Sophie Calle's works discuss the issue of "privacy", the composition of an individual's identity at the social level, and the relationship between "private" and "public/group/society", including personal information, personal records, public surveillance, and other topics. An obvious feature of her works is the unique and extremely subjective criteria of judgment and reference for measurement. Her works inspired the Oulipo movement of French literature in the 1960s, which can be translated as a "potential literary movement". Her work depicts the vulnerability of people in social life, mainly studying individual identity and privacy. Her work is always composed of photographs and her personal notes, many of which can be used as reference cases for sociological studies.

A native of Paris, she traveled around for seven years after graduation, returning to Paris in 1979. She said that she had just come back and had no friends. She was so bored that she would sit in a cafe and observe strangers. Finally, he decided to follow a stranger every day, to follow him wherever he went, to do what he did, and thus to explore the city of Paris from the perspective of another stranger. She keeps a careful journal and surreptitiously takes pictures of her subjects, recording at a glance, like a private eye, the actions and words of a stranger she sees throughout the day, as well as her own interpretations and imaginations. Her photos and words are constructed as an objective record of the existence of a "subject" in words and images, constructing an individual with no core but appearances.
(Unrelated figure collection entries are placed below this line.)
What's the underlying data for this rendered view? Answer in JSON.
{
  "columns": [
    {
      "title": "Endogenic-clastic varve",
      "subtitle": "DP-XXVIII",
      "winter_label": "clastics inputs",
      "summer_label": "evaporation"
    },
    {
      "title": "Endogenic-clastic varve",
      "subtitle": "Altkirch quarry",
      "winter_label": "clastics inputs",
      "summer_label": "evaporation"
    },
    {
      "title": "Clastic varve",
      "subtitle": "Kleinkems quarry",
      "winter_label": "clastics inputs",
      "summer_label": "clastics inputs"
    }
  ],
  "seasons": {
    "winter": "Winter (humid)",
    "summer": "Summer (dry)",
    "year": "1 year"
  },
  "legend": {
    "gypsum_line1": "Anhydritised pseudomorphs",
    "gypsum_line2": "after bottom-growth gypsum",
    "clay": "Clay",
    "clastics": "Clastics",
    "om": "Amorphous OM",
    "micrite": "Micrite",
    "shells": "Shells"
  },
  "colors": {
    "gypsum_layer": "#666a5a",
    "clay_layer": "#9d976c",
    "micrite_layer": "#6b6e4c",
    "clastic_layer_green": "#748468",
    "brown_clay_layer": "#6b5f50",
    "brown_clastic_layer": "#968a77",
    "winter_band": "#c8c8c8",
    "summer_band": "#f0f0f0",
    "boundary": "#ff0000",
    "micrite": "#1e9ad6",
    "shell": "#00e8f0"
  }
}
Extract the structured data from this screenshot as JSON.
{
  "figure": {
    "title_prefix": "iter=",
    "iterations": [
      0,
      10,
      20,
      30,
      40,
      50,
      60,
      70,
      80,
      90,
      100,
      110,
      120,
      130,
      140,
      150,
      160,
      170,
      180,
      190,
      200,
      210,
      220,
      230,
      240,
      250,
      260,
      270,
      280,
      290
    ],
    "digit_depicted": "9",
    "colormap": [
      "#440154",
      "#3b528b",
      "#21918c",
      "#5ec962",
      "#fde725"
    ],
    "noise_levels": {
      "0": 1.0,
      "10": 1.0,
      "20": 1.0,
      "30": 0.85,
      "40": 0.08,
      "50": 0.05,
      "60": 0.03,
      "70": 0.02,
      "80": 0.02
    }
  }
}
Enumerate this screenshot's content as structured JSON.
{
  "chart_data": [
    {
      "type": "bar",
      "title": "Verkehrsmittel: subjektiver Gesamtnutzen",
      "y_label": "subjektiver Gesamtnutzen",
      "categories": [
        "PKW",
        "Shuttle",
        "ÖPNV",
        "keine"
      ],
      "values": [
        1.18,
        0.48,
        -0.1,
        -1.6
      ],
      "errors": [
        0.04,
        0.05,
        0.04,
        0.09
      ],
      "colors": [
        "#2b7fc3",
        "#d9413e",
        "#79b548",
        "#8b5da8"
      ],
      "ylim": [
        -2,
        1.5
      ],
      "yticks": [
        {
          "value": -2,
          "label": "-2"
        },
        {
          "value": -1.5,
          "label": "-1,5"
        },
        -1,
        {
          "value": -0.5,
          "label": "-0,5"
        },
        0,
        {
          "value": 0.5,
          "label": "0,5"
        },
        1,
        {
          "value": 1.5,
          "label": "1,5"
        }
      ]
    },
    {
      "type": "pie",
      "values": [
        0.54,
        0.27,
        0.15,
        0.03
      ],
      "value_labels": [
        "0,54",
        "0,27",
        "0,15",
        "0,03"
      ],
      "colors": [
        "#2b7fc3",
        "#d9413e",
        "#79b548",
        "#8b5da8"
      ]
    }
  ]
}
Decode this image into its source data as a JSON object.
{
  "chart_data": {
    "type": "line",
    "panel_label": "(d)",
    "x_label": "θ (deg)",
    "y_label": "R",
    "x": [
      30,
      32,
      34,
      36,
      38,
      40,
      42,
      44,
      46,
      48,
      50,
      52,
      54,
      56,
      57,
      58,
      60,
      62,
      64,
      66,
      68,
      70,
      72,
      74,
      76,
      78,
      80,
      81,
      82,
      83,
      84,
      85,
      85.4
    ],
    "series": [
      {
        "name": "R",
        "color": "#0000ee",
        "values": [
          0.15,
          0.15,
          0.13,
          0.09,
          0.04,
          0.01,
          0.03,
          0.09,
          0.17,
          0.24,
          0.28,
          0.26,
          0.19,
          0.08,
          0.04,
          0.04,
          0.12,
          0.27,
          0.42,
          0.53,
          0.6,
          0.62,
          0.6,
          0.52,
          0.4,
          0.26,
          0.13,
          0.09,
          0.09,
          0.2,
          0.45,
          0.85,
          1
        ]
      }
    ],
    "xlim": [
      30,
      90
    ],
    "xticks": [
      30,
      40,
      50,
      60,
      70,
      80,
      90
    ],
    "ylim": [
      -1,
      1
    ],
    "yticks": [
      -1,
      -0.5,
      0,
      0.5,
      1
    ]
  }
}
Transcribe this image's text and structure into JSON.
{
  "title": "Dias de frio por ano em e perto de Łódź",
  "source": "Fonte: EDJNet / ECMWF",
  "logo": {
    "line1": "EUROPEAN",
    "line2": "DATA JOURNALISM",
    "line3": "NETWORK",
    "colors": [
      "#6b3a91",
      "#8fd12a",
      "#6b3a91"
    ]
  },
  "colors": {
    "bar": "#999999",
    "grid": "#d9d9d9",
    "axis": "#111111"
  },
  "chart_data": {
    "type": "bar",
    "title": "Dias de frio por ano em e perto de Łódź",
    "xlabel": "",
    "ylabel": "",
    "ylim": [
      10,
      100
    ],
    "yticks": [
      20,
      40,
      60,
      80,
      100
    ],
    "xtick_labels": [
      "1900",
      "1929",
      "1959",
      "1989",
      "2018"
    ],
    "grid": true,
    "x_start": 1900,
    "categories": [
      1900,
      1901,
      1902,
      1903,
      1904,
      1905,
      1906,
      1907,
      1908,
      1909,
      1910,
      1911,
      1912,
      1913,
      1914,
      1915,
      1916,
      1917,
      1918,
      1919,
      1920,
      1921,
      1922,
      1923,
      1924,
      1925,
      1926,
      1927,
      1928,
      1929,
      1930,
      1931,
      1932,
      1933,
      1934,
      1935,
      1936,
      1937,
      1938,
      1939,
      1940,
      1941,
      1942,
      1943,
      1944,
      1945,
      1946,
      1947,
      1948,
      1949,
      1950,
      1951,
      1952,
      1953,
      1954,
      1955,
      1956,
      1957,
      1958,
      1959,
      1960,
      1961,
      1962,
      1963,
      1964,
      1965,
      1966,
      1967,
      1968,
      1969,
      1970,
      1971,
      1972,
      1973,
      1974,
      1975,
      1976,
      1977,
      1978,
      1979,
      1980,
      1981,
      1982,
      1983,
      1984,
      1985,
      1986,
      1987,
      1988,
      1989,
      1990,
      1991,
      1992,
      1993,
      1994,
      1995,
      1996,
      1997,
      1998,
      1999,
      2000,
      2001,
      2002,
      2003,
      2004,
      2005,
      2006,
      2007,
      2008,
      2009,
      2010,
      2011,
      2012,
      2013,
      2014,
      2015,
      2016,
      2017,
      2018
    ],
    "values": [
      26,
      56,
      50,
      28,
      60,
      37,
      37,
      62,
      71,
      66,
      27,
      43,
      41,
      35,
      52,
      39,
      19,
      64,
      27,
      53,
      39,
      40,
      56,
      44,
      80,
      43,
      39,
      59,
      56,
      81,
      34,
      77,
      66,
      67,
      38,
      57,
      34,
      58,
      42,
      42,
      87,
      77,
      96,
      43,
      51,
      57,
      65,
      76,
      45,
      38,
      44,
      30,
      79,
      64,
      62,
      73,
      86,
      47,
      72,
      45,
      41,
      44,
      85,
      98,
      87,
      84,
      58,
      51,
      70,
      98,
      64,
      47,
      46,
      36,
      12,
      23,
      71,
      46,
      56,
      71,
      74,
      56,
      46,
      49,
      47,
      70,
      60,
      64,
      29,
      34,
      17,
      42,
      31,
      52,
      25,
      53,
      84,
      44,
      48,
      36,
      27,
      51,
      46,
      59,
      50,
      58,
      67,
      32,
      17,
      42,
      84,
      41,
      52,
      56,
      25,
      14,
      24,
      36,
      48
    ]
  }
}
Therefore, she made Suite Venitienne (1979), in which she followed a strange man named "Henri B" and recorded his day in Paris, thus constructing a social file for this nihility. With this move, she discussed the display of personal identity in the level of social representation, a specific person's identity composed of "hard conditions" such as place, time, data, and action. At the same time, it also questioned the authenticity and feasibility of such "photo and text" records, including the social privacy issues of monitoring and surveillance in the public domain. This work of hers is regarded as the representative work of surveillance art in contemporary art, especially in contemporary art, because it highlights the fact that the creative thought and original intention of contemporary artists are more important than the final work itself. The French thinker Jean Baudrillard also evaluated this important work in his 1988 paper, saying that it shows a mutual loss of "personal will" between the pursuer and the pursuer. It's an important element of the public relations of people's lives and their private lives in contemporary life.